Rocznik 1985. Absolwent Trinity Laban Conservatoire of Music and Dance w Londynie. Maciej Kuźmiński jest wykładowcą Wydziału Teatru Tańca w Bytomiu (PWST w Krakowie) oraz Instytutu Tańca Współczesnego w Belgradzie. Jako tancerz debiutował w 2007 roku w "Romeo i Julii" , spektaklu uznanej austriackiej choreografki Liz King. Współpracował także m.in. z Polskim Teatrem Tańca oraz brytyjską grupą teatru fizycznego the Clod Ensemble.
Na swoim koncie Kuźmiński ma także kilka autorskich projektów artystycznych i choreografii. Pierwszą z nich - "NIE ZBYT" w 2009 roku wyprodukowała berlińska grupa Mumuki, jednak rozgłos w środowisku zdobył dopiero w 2014 roku po sukcesie spektaklu "ROOM40" na Polskiej Platformie Tańca.
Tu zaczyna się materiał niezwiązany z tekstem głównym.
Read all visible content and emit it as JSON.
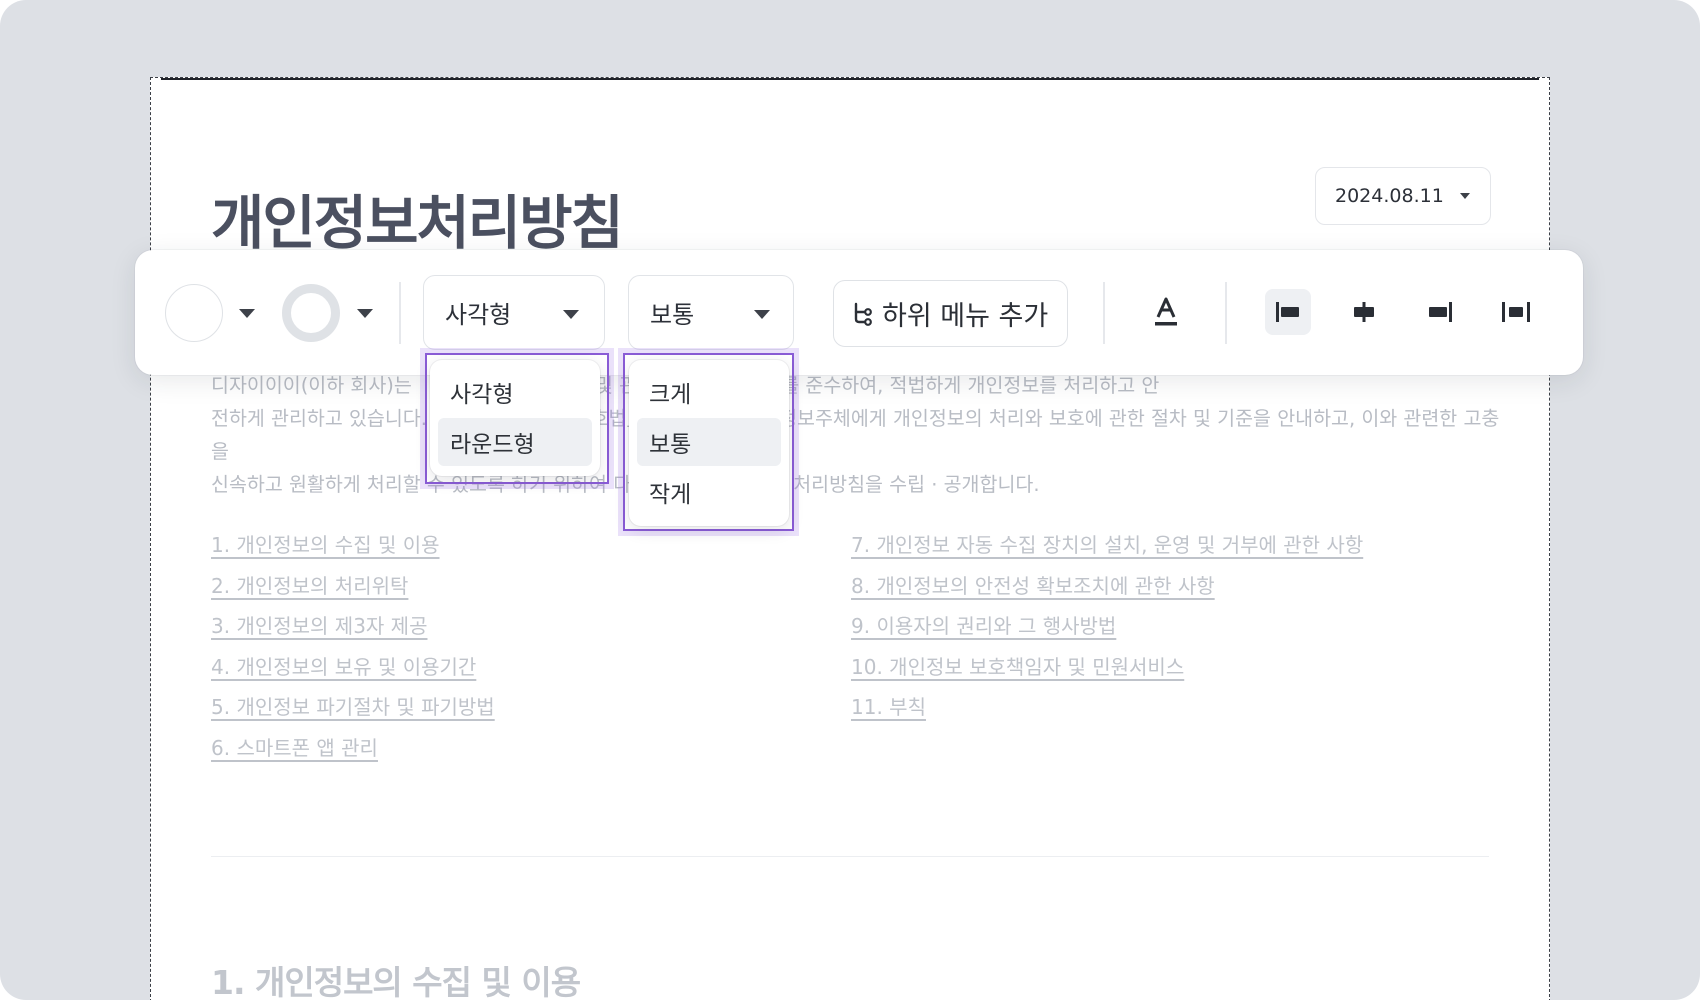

"Prowokacyjny, poruszający, doskonale łączący koncept i piękno" - tak o "ROOM40" pisał prestiżowy magazyn Dance Lab. "Spektakl staje się nie tylko wypowiedzią filozoficzną czy wyrafinowanym dziełem scenicznym, lecz również pytaniem o granice tego, co wolno w imię osiągnięcia celów artystycznych" -recenzowała z kolei Hanna Raszewska. Choreografia, w której Kuźmiński kwestionuje teatralne konwenanse i krytycznie przygląda się tradycji, prezentowana była już zagranicznej publiczności podczas międzynarodowego tournee w Londynie, Belgradzie, Hadze, Kijowie, Mińsku, Tbilisi, Krakowie, Warszawie i Lublinie.
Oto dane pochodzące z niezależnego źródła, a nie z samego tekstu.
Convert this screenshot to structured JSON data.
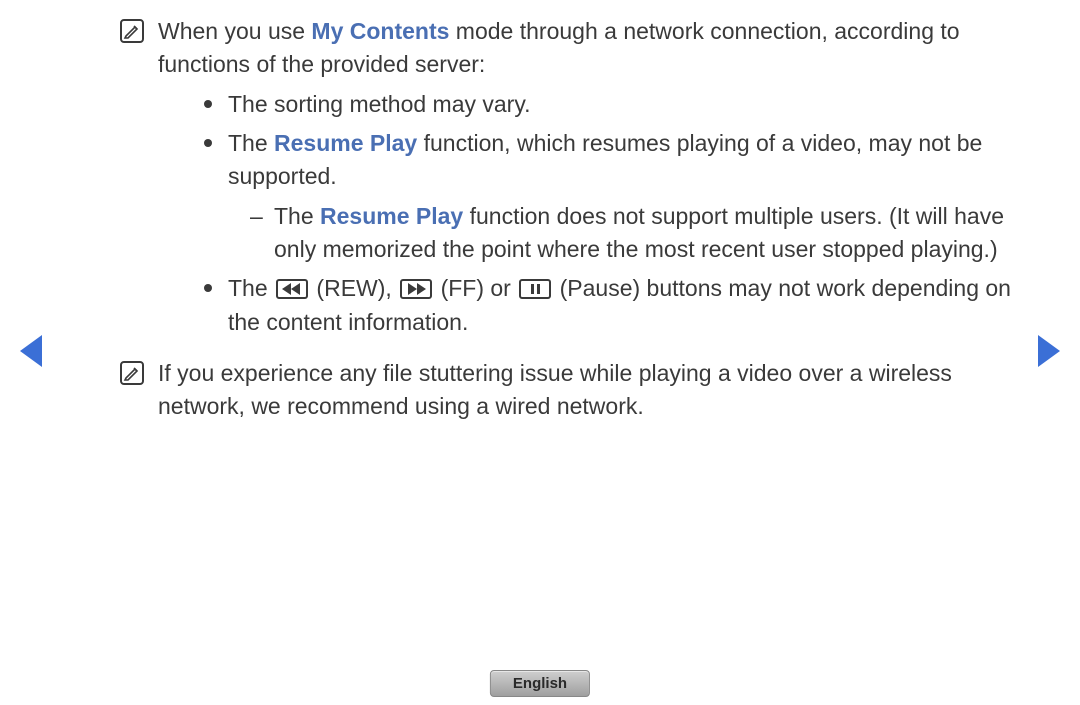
{
  "note1": {
    "pre": "When you use ",
    "highlight": "My Contents",
    "post": " mode through a network connection, according to functions of the provided server:"
  },
  "bullets": {
    "b1": "The sorting method may vary.",
    "b2": {
      "pre": "The ",
      "highlight": "Resume Play",
      "post": " function, which resumes playing of a video, may not be supported."
    },
    "b2dash": {
      "pre": "The ",
      "highlight": "Resume Play",
      "post": " function does not support multiple users. (It will have only memorized the point where the most recent user stopped playing.)"
    },
    "b3": {
      "pre": "The ",
      "rew": " (REW), ",
      "ff": " (FF) or ",
      "pause": " (Pause) buttons may not work depending on the content information."
    }
  },
  "note2": {
    "text": "If you experience any file stuttering issue while playing a video over a wireless network, we recommend using a wired network."
  },
  "footer": {
    "language": "English"
  }
}
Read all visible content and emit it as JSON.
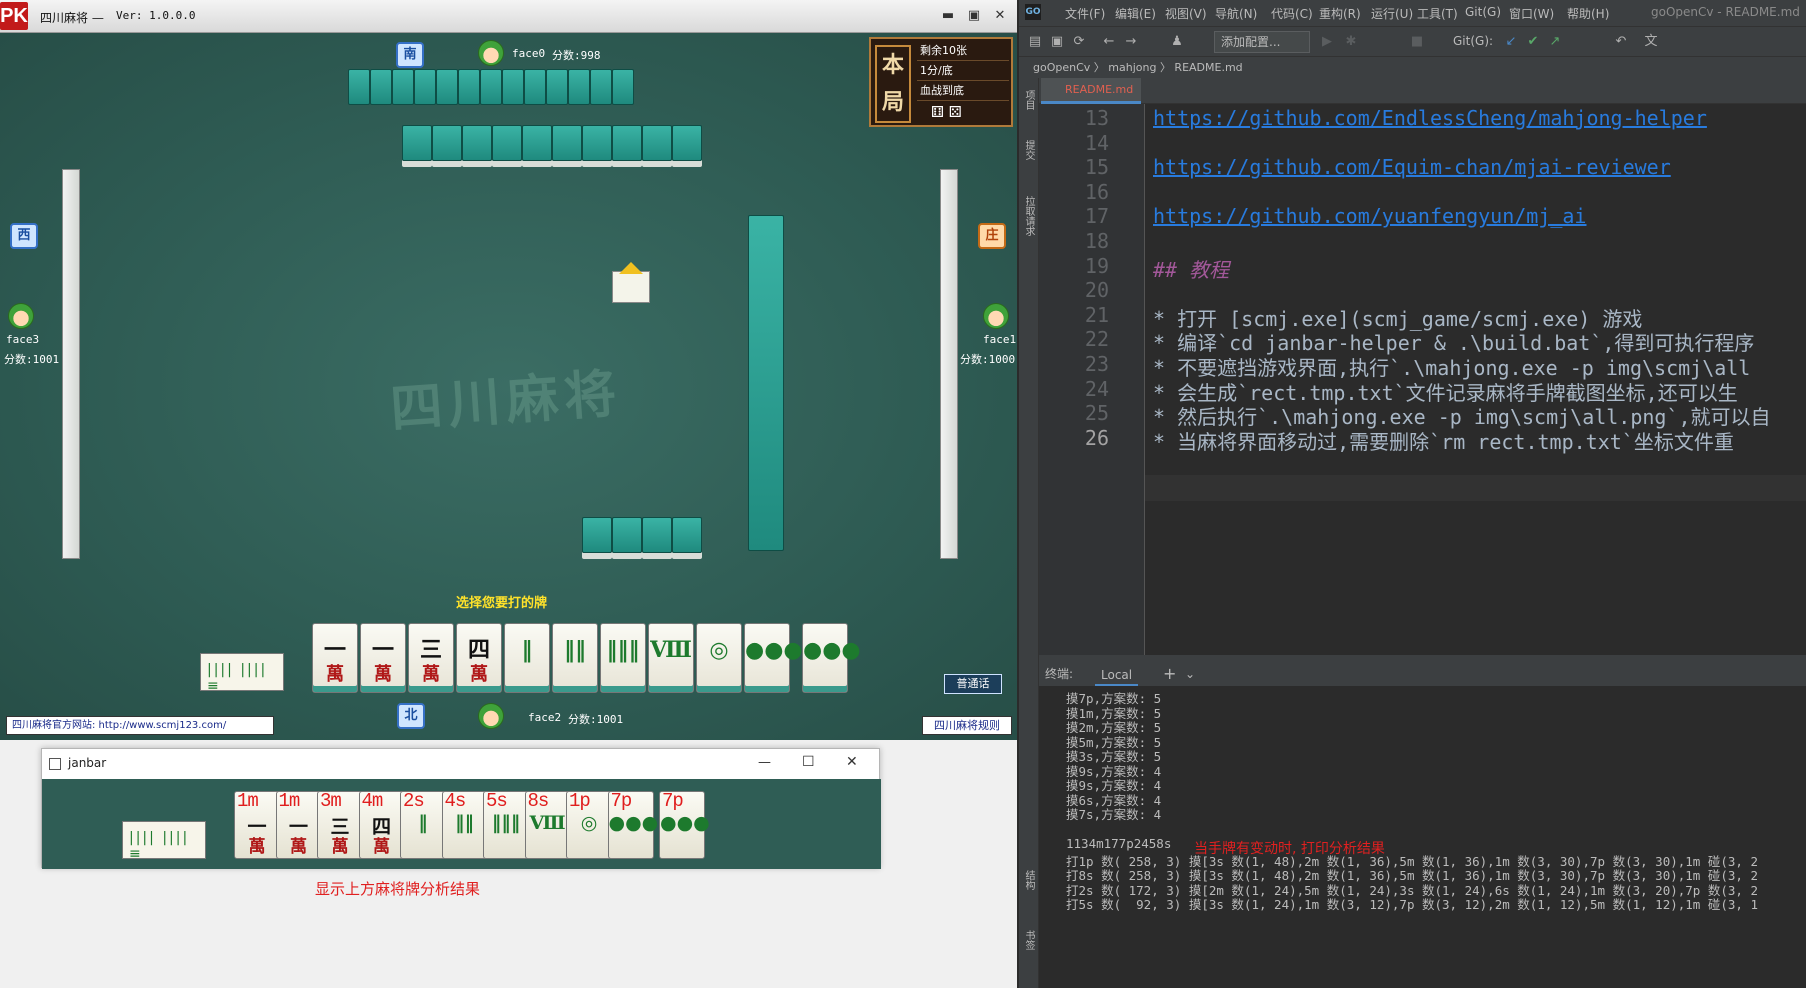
{
  "game": {
    "title": "四川麻将 —",
    "version": "Ver: 1.0.0.0",
    "window_buttons": [
      "▬",
      "▣",
      "✕"
    ],
    "logo": "PK",
    "info_panel": {
      "big": "本局",
      "rows": [
        "剩余10张",
        "1分/底",
        "血战到底"
      ]
    },
    "watermark": "四川麻将",
    "prompt": "选择您要打的牌",
    "talk_button": "普通话",
    "footer_left": "四川麻将官方网站: http://www.scmj123.com/",
    "footer_right": "四川麻将规则",
    "players": {
      "top": {
        "name": "face0",
        "score": "分数:998",
        "wind": "南"
      },
      "left": {
        "name": "face3",
        "score": "分数:1001",
        "wind": "西"
      },
      "right": {
        "name": "face1",
        "score": "分数:1000",
        "wind": "庄"
      },
      "bottom": {
        "name": "face2",
        "score": "分数:1001",
        "wind": "北"
      }
    },
    "hand_tiles": [
      {
        "g": "一",
        "w": "萬"
      },
      {
        "g": "一",
        "w": "萬"
      },
      {
        "g": "三",
        "w": "萬"
      },
      {
        "g": "四",
        "w": "萬"
      },
      {
        "g": "‖",
        "w": "",
        "s": true
      },
      {
        "g": "‖‖",
        "w": "",
        "s": true
      },
      {
        "g": "‖‖‖",
        "w": "",
        "s": true
      },
      {
        "g": "Ⅷ",
        "w": "",
        "s": true
      },
      {
        "g": "◎",
        "w": "",
        "s": true
      },
      {
        "g": "●●●",
        "w": "",
        "s": true
      },
      {
        "g": "●●●",
        "w": "",
        "s": true
      }
    ]
  },
  "janbar": {
    "title": "janbar",
    "window_buttons": [
      "—",
      "☐",
      "✕"
    ],
    "labels": [
      "1m",
      "1m",
      "3m",
      "4m",
      "2s",
      "4s",
      "5s",
      "8s",
      "1p",
      "7p",
      "7p"
    ],
    "tiles": [
      {
        "g": "一",
        "w": "萬"
      },
      {
        "g": "一",
        "w": "萬"
      },
      {
        "g": "三",
        "w": "萬"
      },
      {
        "g": "四",
        "w": "萬"
      },
      {
        "g": "‖",
        "w": "",
        "s": true
      },
      {
        "g": "‖‖",
        "w": "",
        "s": true
      },
      {
        "g": "‖‖‖",
        "w": "",
        "s": true
      },
      {
        "g": "Ⅷ",
        "w": "",
        "s": true
      },
      {
        "g": "◎",
        "w": "",
        "s": true
      },
      {
        "g": "●●●",
        "w": "",
        "s": true
      },
      {
        "g": "●●●",
        "w": "",
        "s": true
      }
    ],
    "caption": "显示上方麻将牌分析结果"
  },
  "ide": {
    "menu": [
      "文件(F)",
      "编辑(E)",
      "视图(V)",
      "导航(N)",
      "代码(C)",
      "重构(R)",
      "运行(U)",
      "工具(T)",
      "Git(G)",
      "窗口(W)",
      "帮助(H)",
      "goOpenCv - README.md"
    ],
    "add_config": "添加配置...",
    "git_label": "Git(G):",
    "breadcrumb": "goOpenCv 〉 mahjong 〉 README.md",
    "tab": "README.md",
    "side_labels": [
      "项目",
      "提交",
      "拉取请求"
    ],
    "bottom_side_labels": [
      "结构",
      "书签"
    ],
    "lines": [
      {
        "n": "13",
        "text": "https://github.com/EndlessCheng/mahjong-helper",
        "kind": "link"
      },
      {
        "n": "14",
        "text": "",
        "kind": "plain"
      },
      {
        "n": "15",
        "text": "https://github.com/Equim-chan/mjai-reviewer",
        "kind": "link"
      },
      {
        "n": "16",
        "text": "",
        "kind": "plain"
      },
      {
        "n": "17",
        "text": "https://github.com/yuanfengyun/mj_ai",
        "kind": "link"
      },
      {
        "n": "18",
        "text": "",
        "kind": "plain"
      },
      {
        "n": "19",
        "text": "## 教程",
        "kind": "hdr"
      },
      {
        "n": "20",
        "text": "",
        "kind": "plain"
      },
      {
        "n": "21",
        "text": "* 打开 [scmj.exe](scmj_game/scmj.exe) 游戏",
        "kind": "bullet"
      },
      {
        "n": "22",
        "text": "* 编译`cd janbar-helper & .\\build.bat`,得到可执行程序",
        "kind": "bullet"
      },
      {
        "n": "23",
        "text": "* 不要遮挡游戏界面,执行`.\\mahjong.exe -p img\\scmj\\all",
        "kind": "bullet"
      },
      {
        "n": "24",
        "text": "* 会生成`rect.tmp.txt`文件记录麻将手牌截图坐标,还可以生",
        "kind": "bullet"
      },
      {
        "n": "25",
        "text": "* 然后执行`.\\mahjong.exe -p img\\scmj\\all.png`,就可以自",
        "kind": "bullet"
      },
      {
        "n": "26",
        "text": "* 当麻将界面移动过,需要删除`rm rect.tmp.txt`坐标文件重",
        "kind": "bullet"
      }
    ],
    "terminal_label": "终端:",
    "terminal_tab": "Local",
    "terminal_lines": [
      "摸7p,方案数: 5",
      "摸1m,方案数: 5",
      "摸2m,方案数: 5",
      "摸5m,方案数: 5",
      "摸3s,方案数: 5",
      "摸9s,方案数: 4",
      "摸9s,方案数: 4",
      "摸6s,方案数: 4",
      "摸7s,方案数: 4",
      "",
      "1134m177p2458s",
      "打1p 数( 258, 3) 摸[3s 数(1, 48),2m 数(1, 36),5m 数(1, 36),1m 数(3, 30),7p 数(3, 30),1m 碰(3, 2",
      "打8s 数( 258, 3) 摸[3s 数(1, 48),2m 数(1, 36),5m 数(1, 36),1m 数(3, 30),7p 数(3, 30),1m 碰(3, 2",
      "打2s 数( 172, 3) 摸[2m 数(1, 24),5m 数(1, 24),3s 数(1, 24),6s 数(1, 24),1m 数(3, 20),7p 数(3, 2",
      "打5s 数(  92, 3) 摸[3s 数(1, 24),1m 数(3, 12),7p 数(3, 12),2m 数(1, 12),5m 数(1, 12),1m 碰(3, 1"
    ],
    "terminal_note": "当手牌有变动时, 打印分析结果"
  }
}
W swoim dorobku artysta ma także autobiograficzny dyptyk "Różnica i powtórzenie" oraz docenioną przez krytyków choreografię "Powtarzaj za mną", która zdobyła podwójną nagrodę jury w konkursie 321 Taniec'14 "za precyzję choreografii i jej wykonanie; spójną dramaturgię i świadomość każdego ruchu; ciszę i bezruch; humor, autoironię" . Kuźmiński, który wykorzystał w spektaklu maskę Guya Fawkesa, słynny symbol grupy internetowych aktywistów Anonymous oraz różnych innych ruchów protestacyjnych na całym świecie, pisze o swojej choreografii, że jest antykapitalistycznym manifestem.
Polityczne i społeczne wątki powracają także w wyróżnionym na 30. Międzynarodowym Konkursie Choreograficznym w Hanowerze "Dominique", w którym choreograf przygląda się feminizmowi oraz współczesnym wizerunkom kobiet i mężczyzn. W ciągu kilkunastu minut trwania spektaklu współczesnemu ruchowi towarzyszą cytaty z Oprah Winfrey, Emmy Watson, Patrici Arquette, Hillary Clinton czy Michelle Obamy. Reżyser nawiązuje także do ważnych w historii światowego tańca kobiet - Anny Teresy de Keersmaeker, Yvonne Rainer, Marthy Graham, Isadory Duncan czy Piny Bausch. Spektakl zebrał świetne recenzje.